Even support across the House, Senate, White House, and among voters still doesn't guarantee passage, of course. It doesn't guarantee that if passed, the amount of stimulus approved will be $2,000. And it doesn't guarantee that such a stimulus would outlast the pandemic. (Although it's possible that, once gifted, voters would greatly resent seeing such a stimulus later cut off, pandemic or no).

Still, if a recurring stimulus is passed ... what would that mean for investors?

Let's start with the obvious: Regularly putting $2,000 in the pockets of every American consumer would mean a lot more folks can do a lot more discretionary spending for as long as the stimulus lasts.  

It would mean a massive stimulus to America's consumer economy (at least until the tax bill arrives), and you could expect everything from retail stocks to automobile stocks to (dare we hope, eventually?) cruise line stocks to benefit.
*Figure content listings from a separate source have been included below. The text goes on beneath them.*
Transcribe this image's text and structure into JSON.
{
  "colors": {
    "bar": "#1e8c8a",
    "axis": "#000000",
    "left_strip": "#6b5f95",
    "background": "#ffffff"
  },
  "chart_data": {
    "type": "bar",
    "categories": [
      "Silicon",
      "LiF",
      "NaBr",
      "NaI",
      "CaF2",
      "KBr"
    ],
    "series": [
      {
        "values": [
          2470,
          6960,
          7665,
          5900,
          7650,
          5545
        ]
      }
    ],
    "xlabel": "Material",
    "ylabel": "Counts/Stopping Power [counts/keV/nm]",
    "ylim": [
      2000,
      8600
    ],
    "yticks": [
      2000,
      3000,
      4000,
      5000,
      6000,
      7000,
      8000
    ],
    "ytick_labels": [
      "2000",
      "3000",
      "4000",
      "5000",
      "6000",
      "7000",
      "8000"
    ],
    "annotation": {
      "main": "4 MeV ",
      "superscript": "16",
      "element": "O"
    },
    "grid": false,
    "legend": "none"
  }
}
That being said, the tax bill would eventually arrive, and if the federal government starts redistributing more than 60% of GDP, there's likely going to be an economic hangover to deal with after the stimulus ends -- higher taxes, for example, which would sap the strength of the stimulus amount itself, by pulling money out of consumers' pockets.

Ultimately, the limiting factor in all of this would be the size of the gross national production itself. No matter how it's distributed, or redistributed, consumer spending can't long grow faster than the economy as a whole. The effects of even a $2,000-a-month stimulus, therefore, while gigantic, will not be permanent -- and the effects such a stimulus would have on consumer goods stocks would therefore be just as temporary.